Amanda Milling, the Tories’ co-chairman, said that the Buckinghamshire result was “extremely disappointing” and pledged the party would redouble its efforts to deliver on its manifesto.

She continued: “It’s a warning shot and we will be working hard to regain the trust of the people of Chesham and Amersham.

“This one-nation Conservative government is determined to continue to build on the promises we made to the British people in 2019.

“We will redouble our efforts as we work hard to continue to level up the whole country and deliver on our manifesto promises as we work to build back better.”

Mr Johnson said claims that he is neglecting the South of England in favour of northern voters – after winning Labour heartlands – were “a bit peculiar, a bit bizarre. We will
continue with our mission to unite and level up because that is the best way to deliver jobs, prosperity across the whole country.”

The Tories’ defeat was fuelled by deep opposition in the seat to the HS2 rail project and concerns about the impact that planning reforms could have on the countryside around the Chilterns.

Mr Johnson claimed there had been “wilful misunderstanding” by opposition parties about reforms.

He added: “What we want is sensible plans to allow development on brownfield sites. We’re not going to build on greenbelt sites, we’re not going to build all over the countryside.

“But I do think that young people growing up in this country should have the chance of home ownership and that’s what we’re focusing on.

“It’s a great dream for young people in their 20s, 30s that they currently don’t have. We want to make it easier and that’s what we’re all about.”

Tory sources said last night they will be analysing the Lib Dems’ election returns to check the party obeyed election rules. It swamped the area with workers and posted huge numbers of leaflets.

The party’s Sarah Green – a fierce opponent of the HS2 high-speed scheme – seized the seat that had been a Tory stronghold since its creation in 1974, overturning a 16,000-vote majority to win by 8,028 votes.

Lib Dem leader Sir Ed Davey said her victory would “send a shockwave through British politics”, claiming it demonstrated that the “Blue Wall” of Tory southern seats might be vulnerable. Former Lib Dem speech writer Dr Mike Finn, a lecturer at the University of Exeter, warned that the party should not get carried away with any wider implications from the byelection result.

He said: “The Lib Dems have a strong history of winning byelections against Tory governments, but the possibilities of a Lib Dem revival are overstated.” Meanwhile, Labour lost its deposit after coming fourth with just 622 votes.
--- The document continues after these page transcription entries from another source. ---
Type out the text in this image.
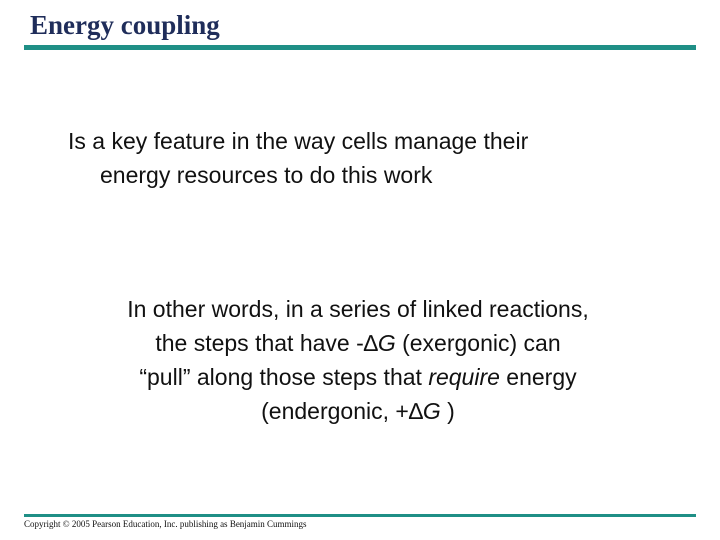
Energy coupling
Is a key feature in the way cells manage their
energy resources to do this work
In other words, in a series of linked reactions,
the steps that have -∆G (exergonic) can
“pull” along those steps that require energy
(endergonic, +∆G )
Copyright © 2005 Pearson Education, Inc. publishing as Benjamin Cummings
Polling expert Sir John Curtice said it was the “worst Labour performance in any byelection”.

Party sources said the Lib Dems “threw everything at this seat” and said voters who did not want to back the Tories turned to support their closest local rivals.

Frontbencher Jess Phillips said the result reflected the way British political allegiances were shifting: “There is a realignment in the idea of safe seats, and the result in Chesham and Amersham, I have to say – as somebody who doesn’t really particularly like the idea of safe seats and voters being taken for granted – I quite like it when voters corral to send a very clear message.”

One of Labour leader Sir Keir Starmer’s closest aides is standing down after the result. Ben Nunn said he was quitting as Sir Keir’s director of communications after Labour scraped just 1.6 percent of the vote.

He was said to be leaving to pursue other projects rather than as a direct response to the defeat.

Mr Nunn wrote to colleagues: “I remain as convinced today as I ever have been that [Sir Keir] will be a great prime minister and make this a better, stronger, more prosperous country.”

The pair had worked together since 2017, Mr Nunn helping Sir Keir succeed Jeremy Corbyn.

The defeat came little over a month after Labour also lost Hartlepool, with the Tories securing their first MP in the constituency’s history.

In Mr Nunn’s leaving message, he added: “I’ve worked in politics for about six years now and in that time I’ve worked through the junior doctors’ dispute, EU referendum campaign, a leadership contest, Brexit, a general election, another leadership contest and a global pandemic.

“I’ve had the opportunity to learn and experience so much. Now is the chance for me to go forward and do something different.”